Despite their occasional disclaimers, proponents of mandated assessment frequently desire quantifiable outcome data based on a comparison of students’ entrance and exit performance at a postsecondary institution, or their performance at entrance and at the beginning of the junior year, before their attention turns primarily to their work in the major. Our concerns are two: (a) whether the data, based on what are sometimes called “value-added” measures, realistically reflect the diverse structures of American higher education and the different kinds of student involvement in it; and (b) whether value-added measures are sound even in narrow quantitative terms.

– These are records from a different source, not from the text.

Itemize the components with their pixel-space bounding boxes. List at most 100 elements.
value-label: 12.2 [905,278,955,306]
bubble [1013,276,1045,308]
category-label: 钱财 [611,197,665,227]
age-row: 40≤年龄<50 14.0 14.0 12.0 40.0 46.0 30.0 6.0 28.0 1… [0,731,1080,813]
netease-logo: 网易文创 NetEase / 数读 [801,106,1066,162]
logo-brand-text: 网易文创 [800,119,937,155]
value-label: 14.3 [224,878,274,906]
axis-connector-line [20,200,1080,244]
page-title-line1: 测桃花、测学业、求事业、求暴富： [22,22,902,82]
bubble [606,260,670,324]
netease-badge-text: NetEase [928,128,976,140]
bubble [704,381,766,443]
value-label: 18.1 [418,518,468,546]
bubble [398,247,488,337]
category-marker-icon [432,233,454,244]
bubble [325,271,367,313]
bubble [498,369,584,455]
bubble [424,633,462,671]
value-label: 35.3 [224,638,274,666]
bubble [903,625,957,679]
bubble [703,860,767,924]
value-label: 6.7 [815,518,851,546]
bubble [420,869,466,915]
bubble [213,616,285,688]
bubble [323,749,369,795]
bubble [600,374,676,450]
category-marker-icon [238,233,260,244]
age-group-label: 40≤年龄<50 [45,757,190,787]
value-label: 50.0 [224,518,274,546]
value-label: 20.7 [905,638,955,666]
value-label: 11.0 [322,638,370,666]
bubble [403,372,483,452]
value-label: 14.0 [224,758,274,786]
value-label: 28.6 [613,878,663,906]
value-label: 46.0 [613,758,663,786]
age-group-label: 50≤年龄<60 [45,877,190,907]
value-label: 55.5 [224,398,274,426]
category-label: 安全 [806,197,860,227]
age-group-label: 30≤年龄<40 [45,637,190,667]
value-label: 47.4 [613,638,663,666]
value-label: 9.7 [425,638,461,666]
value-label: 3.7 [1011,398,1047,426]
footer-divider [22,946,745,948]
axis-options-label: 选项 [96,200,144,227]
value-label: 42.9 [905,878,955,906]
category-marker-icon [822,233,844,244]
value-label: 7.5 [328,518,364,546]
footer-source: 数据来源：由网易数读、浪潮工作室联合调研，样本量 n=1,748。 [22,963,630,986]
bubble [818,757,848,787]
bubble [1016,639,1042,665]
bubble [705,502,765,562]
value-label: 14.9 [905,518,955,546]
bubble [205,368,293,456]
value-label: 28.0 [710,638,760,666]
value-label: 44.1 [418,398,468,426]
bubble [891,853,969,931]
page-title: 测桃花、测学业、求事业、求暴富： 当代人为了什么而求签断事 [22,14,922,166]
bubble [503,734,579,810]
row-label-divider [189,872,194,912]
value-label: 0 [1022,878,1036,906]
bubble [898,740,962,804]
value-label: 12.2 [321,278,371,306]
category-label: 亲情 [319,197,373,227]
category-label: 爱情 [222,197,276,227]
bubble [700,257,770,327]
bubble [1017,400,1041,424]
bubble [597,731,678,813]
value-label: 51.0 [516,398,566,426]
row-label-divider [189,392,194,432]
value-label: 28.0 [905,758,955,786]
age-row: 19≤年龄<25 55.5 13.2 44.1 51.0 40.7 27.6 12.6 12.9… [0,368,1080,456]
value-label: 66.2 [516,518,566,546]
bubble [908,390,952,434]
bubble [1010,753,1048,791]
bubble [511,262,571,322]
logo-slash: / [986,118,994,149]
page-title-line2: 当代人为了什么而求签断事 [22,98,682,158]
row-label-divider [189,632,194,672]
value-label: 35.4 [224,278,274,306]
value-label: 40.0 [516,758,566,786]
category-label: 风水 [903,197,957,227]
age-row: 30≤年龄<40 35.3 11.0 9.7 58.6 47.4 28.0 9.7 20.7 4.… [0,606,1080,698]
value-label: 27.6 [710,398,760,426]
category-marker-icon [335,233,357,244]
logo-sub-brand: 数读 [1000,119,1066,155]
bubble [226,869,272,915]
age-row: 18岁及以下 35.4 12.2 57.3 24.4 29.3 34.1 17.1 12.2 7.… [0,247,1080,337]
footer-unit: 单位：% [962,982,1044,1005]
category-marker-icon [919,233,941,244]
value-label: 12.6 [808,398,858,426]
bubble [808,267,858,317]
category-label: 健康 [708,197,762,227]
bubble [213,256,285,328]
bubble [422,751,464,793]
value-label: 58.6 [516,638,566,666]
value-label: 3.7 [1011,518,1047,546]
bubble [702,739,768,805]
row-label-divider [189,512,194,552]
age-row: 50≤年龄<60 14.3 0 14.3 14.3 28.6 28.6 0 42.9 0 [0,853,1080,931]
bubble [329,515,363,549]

Perhaps the crudest form of value-added testing involves the administration of an identical general-education examination to the same body of students twice during their college careers. Even if—which we doubt—the acquisition of knowledge could be measured by the mere repetition of an earlier test, the uncritical implementation of value-added measures is quite simply unsustainable in light of the increasingly migratory, part-time, and drop-in–drop-out patterns of many American undergraduates. Like debates over what constitutes the one true curriculum or reading list, value-added measures ignore the fact that any system which presupposes a particular pace or place for student learning is at best applicable to a diminishing, and in some cases relatively elite, proportion of the student population.

We do not believe that the most important, or even useful, kind of learning that takes place at any level of education is readily quantifiable or results from the accumulation of facts by rote. Yet such an emphasis is implied in value-added measures, since the words themselves betray the assumption that one must add something measurable to something else in order to evaluate educational outcomes.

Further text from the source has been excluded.